Identity Digital publishes treasure trove of abuse data
Identity Digital, the old Donuts, has started publishing quarterly reports containing a wealth of data on reported abuse and the actions it takes in response.
The data for the second quarter, released (pdf) at the weekend, shows that the registry receives thousands of reports and suspends hundreds of domains for DNS abuse, but the number of domains it takes down for copyright infringement is quite small.
ID said that it received 3,007 reports covering 3,816 unique domains in the quarter, almost 93% of which related to phishing. The company said the complaints amounted to 0.024% of its total registered domains.
Most cases were resolved by third parties such as the registrar, hosting provider, or registrant, but ID said it suspended (put on “protective hold”) 746 domains during the period. In only 11% of cases was no action taken.

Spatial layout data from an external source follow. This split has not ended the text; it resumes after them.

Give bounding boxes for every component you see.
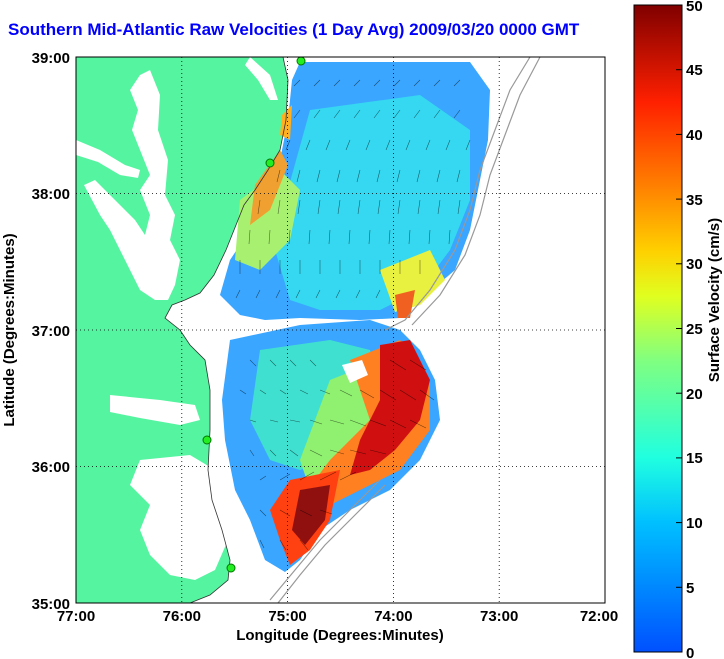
station-cape-may <box>296 57 306 66</box>
station-fenwick <box>265 158 275 168</box>
x-tick-label: 72:00 <box>580 608 618 625</box>
colorbar-tick-label: 45 <box>686 62 703 79</box>
map-title: Southern Mid-Atlantic Raw Velocities (1 … <box>8 20 580 39</box>
colorbar-tick-label: 25 <box>686 321 703 338</box>
chesapeake-bay <box>84 70 180 300</box>
colorbar-label: Surface Velocity (cm/s) <box>706 218 723 382</box>
y-tick-label: 39:00 <box>32 50 70 67</box>
colorbar-tick-label: 35 <box>686 192 703 209</box>
colorbar-tick-label: 20 <box>686 386 703 403</box>
plot-frame <box>75 56 606 604</box>
x-tick-label: 76:00 <box>163 608 201 625</box>
colorbar-tick-label: 40 <box>686 127 703 144</box>
coastline <box>164 57 289 603</box>
delaware-bay <box>245 57 278 100</box>
x-tick-label: 74:00 <box>374 608 412 625</box>
colorbar-tick-label: 15 <box>686 450 703 467</box>
colorbar-tick-labels: 0 5 10 15 20 25 30 35 40 45 50 <box>686 0 703 659</box>
x-tick-label: 77:00 <box>57 608 95 625</box>
colorbar <box>633 4 683 653</box>
y-tick-label: 37:00 <box>32 323 70 340</box>
station-cape-hatteras-n <box>202 435 212 445</box>
x-tick-label: 73:00 <box>480 608 518 625</box>
velocity-field <box>220 62 490 572</box>
y-axis-label: Latitude (Degrees:Minutes) <box>1 233 18 426</box>
potomac-river <box>76 140 140 178</box>
pamlico-sound <box>130 455 228 580</box>
bathymetry-contours <box>269 57 541 603</box>
colorbar-tick-label: 0 <box>686 645 694 659</box>
x-tick-label: 75:00 <box>268 608 306 625</box>
x-tick-labels: 77:00 76:00 75:00 74:00 73:00 72:00 <box>57 608 618 625</box>
colorbar-ticks <box>676 69 682 653</box>
y-tick-label: 35:00 <box>32 596 70 613</box>
y-tick-label: 36:00 <box>32 459 70 476</box>
station-cape-hatteras-s <box>226 563 236 573</box>
y-tick-label: 38:00 <box>32 186 70 203</box>
colorbar-tick-label: 5 <box>686 580 694 597</box>
colorbar-tick-label: 10 <box>686 515 703 532</box>
albemarle-sound <box>110 395 200 425</box>
y-tick-labels: 39:00 38:00 37:00 36:00 35:00 <box>32 50 70 613</box>
colorbar-tick-label: 30 <box>686 256 703 273</box>
grid-lines <box>76 57 605 603</box>
x-axis-label: Longitude (Degrees:Minutes) <box>236 627 444 644</box>
colorbar-tick-label: 50 <box>686 0 703 15</box>
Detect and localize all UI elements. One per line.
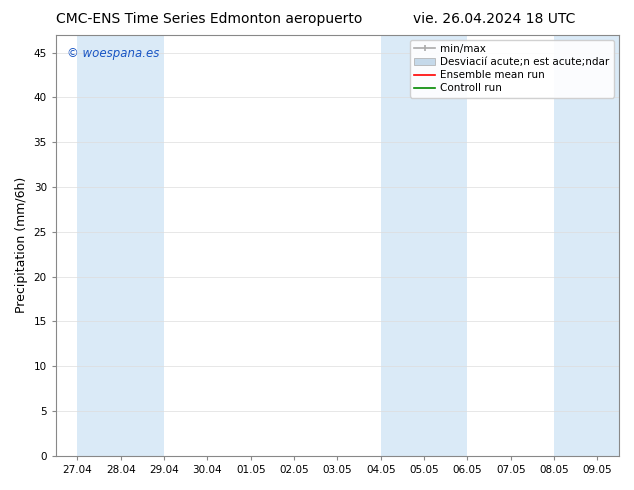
Bar <box>424 35 467 456</box>
Text: © woespana.es: © woespana.es <box>67 47 160 60</box>
Text: vie. 26.04.2024 18 UTC: vie. 26.04.2024 18 UTC <box>413 12 576 26</box>
Bar <box>77 35 121 456</box>
Text: CMC-ENS Time Series Edmonton aeropuerto: CMC-ENS Time Series Edmonton aeropuerto <box>56 12 363 26</box>
Bar <box>381 35 424 456</box>
Y-axis label: Precipitation (mm/6h): Precipitation (mm/6h) <box>15 177 28 314</box>
Bar <box>121 35 164 456</box>
Legend: min/max, Desviacií acute;n est acute;ndar, Ensemble mean run, Controll run: min/max, Desviacií acute;n est acute;nda… <box>410 40 614 98</box>
Bar <box>554 35 634 456</box>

The company’s hitherto opaque “Trusted Notifier” program, which allows the Motion Picture Association and Recording Industry Association of America to request takedowns of prolific piracy sites resulted in six domain suspensions, all as a result of MPA requests.
The Internet Watch Foundation, which has similar privileges, resulted in 26 domains being reported for child sexual abuse material. Three of these were suspended, and the remainder were “remediated” by the associated registrar, according to ID.
The report also breaks down how many requests for private Whois data the company received, and how it processed them. Again, the numbers are quite low. Of requests for data on 44 domains, 18 were tossed for incompleteness, 23 were refused, and only three resulted in data being handed over.
Perhaps surprisingly, only two of the requests related to intellectual property. The biggest category was people trying to buy the domain in question.
This is a pretty cool level of transparency from ID and it’ll be interesting to see if its rivals follow suit.